I’m still putting my system back together, so temporary email is 2craigarno@gmail.com (as opposed to the address registered with this account)

A common cause of crashes during startup is having left over modules from older versions still in /usr/lib/asterisk/modules.

Yes, I forgot to mention I removed /usr/lib64/asterisk/modules prior to install of 1.8.8.2. It still hangs. I’m stumped because 1.8.7.0 ran fine on an older OpenSUSE 10.3 x64/Athlon 6000+ x2 Server. I thought OpenSUSE 12.1 x64 (new kernel 3.1.0), new hardware [ASUS Sabertooth 990FX, AMD FX-8120 8-core processor] would be a slam-dunk. I’ll keep looking. I’ve spent over 10 hours on this already. Thank you for your suggestion.

ls -lu on the modules may tell you which one it loaded last, although it is possible it does two passes.

strace should certainly tell you, but might produce a lot of output.

The list of loaded modules from the core dump should also help, and gdb can tell you were it is looping. You can atttach gdb before or after running, or use gcore.

/proc//maps should also tell you which modules are loaded, unless the loading mechanism is weird - it is not too weird for gdb.

David55,

Thank you for responding.
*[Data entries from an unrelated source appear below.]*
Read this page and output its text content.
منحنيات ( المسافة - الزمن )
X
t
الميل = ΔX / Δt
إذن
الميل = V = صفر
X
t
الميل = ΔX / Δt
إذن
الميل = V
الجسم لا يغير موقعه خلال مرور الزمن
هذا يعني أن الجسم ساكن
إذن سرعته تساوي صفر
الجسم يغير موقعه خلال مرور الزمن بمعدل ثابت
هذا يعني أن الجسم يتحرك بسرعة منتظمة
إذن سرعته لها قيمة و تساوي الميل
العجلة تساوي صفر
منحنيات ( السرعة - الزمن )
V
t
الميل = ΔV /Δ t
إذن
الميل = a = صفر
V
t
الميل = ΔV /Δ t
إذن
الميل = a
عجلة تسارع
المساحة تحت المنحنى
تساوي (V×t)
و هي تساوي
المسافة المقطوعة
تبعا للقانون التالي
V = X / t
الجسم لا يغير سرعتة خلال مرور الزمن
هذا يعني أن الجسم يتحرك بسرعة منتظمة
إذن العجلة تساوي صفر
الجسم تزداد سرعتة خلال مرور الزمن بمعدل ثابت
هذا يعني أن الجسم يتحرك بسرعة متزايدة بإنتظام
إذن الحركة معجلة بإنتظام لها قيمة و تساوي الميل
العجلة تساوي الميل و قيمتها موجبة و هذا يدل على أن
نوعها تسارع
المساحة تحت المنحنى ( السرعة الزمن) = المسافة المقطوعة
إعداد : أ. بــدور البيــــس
I upgraded to 1.8.9.0-rc3 and when that didn’t work, submitted a bug report https://issues.asterisk.org/jira/browse/ASTERISK-19245 which includes all information I could get from https://wiki.asterisk.org/wiki/display/AST/Getting+a+Backtrace.

The Asterisk team has been friendly and helpful, so I hope my small contribution will help us get to the bottom of this quickly.

Just guessing, but I wonder with 8 cores and a lot of parallel processing going on if this might be a deadlock situation among the 12 or so threads Asterisk uses? If true, then I wonder what surprises are in store when 10-core processors come out later this year. I’m not likely to be an early adopter… too much headache and cost in $ and time.

Craig

12 threads is low for Asterisk. Every call is a thread, for a start.